Critics of the media will allege that The New York Times and The Wall Street Journal have both betrayed their slants today, publishing stories about the U.S.
Critics of the media will allege that The New York Times and The Wall Street Journal have both betrayed their slants today, publishing stories about the U.S. Chamber of Commerce and the American Federation of State, County and Municipal Employees, respectively, each claiming its target to be this election cycle’s top outside spender.
The Times’ piece digs into corporate tax filings and finds that while the Chamber claims 300,000 members, nearly half of its $140 million in contributions in 2008 came from just 45 donors — and many of those large donations coincided with lobbying or political campaigns that appeared to benefit those donors. Its accompanying graphic, which calls the Chamber “The Top Non-Party Spender,” says the Chamber has thus far spent over $21 million on this election cycle — more than any group save three of the traditional political party committees.

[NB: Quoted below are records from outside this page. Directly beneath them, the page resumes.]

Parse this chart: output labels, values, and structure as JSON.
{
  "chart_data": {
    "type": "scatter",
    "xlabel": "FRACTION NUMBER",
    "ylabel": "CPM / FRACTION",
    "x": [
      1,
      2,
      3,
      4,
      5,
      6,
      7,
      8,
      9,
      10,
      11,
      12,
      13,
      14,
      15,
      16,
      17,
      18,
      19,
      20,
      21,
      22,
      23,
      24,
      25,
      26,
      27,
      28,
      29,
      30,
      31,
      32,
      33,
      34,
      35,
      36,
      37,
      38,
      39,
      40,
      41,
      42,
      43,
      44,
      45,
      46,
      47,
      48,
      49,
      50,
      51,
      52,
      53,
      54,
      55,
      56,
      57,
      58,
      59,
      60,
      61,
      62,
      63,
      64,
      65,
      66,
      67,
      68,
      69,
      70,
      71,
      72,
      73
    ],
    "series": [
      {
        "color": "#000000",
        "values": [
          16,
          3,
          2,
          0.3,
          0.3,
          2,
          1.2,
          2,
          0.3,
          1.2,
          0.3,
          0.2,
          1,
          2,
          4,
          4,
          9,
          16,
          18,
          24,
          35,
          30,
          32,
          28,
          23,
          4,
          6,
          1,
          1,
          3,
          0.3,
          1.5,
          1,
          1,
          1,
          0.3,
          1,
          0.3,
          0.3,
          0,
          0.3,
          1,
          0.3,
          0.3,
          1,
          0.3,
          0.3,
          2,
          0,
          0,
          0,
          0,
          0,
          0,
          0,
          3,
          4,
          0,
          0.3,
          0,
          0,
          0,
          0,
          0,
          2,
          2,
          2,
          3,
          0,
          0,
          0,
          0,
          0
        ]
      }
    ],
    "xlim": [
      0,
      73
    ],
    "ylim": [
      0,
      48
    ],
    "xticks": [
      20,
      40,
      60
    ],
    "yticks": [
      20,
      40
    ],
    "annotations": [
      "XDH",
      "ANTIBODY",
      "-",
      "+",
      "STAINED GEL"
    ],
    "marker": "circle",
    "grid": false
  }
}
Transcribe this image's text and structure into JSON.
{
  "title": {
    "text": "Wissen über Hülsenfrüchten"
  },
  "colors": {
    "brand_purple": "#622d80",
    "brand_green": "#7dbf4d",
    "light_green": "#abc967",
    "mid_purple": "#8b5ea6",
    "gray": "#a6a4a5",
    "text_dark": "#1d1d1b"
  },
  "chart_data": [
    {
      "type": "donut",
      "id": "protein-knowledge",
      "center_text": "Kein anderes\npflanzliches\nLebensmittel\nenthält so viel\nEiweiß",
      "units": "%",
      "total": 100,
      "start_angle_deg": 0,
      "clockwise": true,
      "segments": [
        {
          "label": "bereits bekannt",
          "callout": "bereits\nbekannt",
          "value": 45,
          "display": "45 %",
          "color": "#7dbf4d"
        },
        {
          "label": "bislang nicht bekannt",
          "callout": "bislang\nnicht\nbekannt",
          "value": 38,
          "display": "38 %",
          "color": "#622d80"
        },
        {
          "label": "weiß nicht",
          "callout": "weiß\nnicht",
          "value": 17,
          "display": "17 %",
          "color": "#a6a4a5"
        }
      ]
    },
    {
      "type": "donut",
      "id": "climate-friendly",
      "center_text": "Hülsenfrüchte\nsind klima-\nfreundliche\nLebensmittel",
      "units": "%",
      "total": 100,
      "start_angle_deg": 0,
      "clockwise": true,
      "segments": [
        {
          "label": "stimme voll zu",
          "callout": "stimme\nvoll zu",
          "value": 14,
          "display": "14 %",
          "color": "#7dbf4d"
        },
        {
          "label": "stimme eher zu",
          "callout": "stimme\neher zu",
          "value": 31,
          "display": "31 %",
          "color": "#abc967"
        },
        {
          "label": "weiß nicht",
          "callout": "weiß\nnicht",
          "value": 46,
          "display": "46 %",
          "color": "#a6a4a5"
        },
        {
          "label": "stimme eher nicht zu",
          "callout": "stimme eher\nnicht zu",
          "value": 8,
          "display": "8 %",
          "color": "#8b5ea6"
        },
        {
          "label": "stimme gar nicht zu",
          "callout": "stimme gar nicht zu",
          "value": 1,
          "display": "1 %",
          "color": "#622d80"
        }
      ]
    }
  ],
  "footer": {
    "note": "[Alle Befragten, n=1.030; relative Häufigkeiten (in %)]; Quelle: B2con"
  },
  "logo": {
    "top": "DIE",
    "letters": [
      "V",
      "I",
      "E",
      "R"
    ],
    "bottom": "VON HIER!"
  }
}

The Journal’s piece, for its part, says that AFSCME is spending a total of $87.5 million on the midterm elections following a decision by the union — made possible by Citizens United — to tap its membership dues to pay for $17 million worth of ads backing Democrats. The article observes that while the political debate and the public’s attention have thus far largely focused on the advertising buys of Republican-backing groups, unions have flown partly under the radar because they traditionally spend much of their cash on other forms of political activities, like get-out-the-vote efforts. Its graphic shows AFSCME’s total edging out the Chamber’s $75 million goal and American Crossroads and Crossroads GPS’s $65 million pledge.
Neither paper’s claim is wrong, per se — they’re simply measuring different things. The Times has attempted to tabulate money that’s been spent (though other databases, like the one at the Sunlight Foundation, suggest that the Times’ figures might be too low), while the Journal is comparing money that groups have pledged to spend. There’s no reason that these groups would lie, of course, but there exists a convoluted logic in campaign finance in which many groups try to both downplay and talk up their importance. “We’re the big dog,” Larry Scanlon, the head of AFSCME’s political operations, couldn’t help telling the Journal. “But we don’t like to brag.”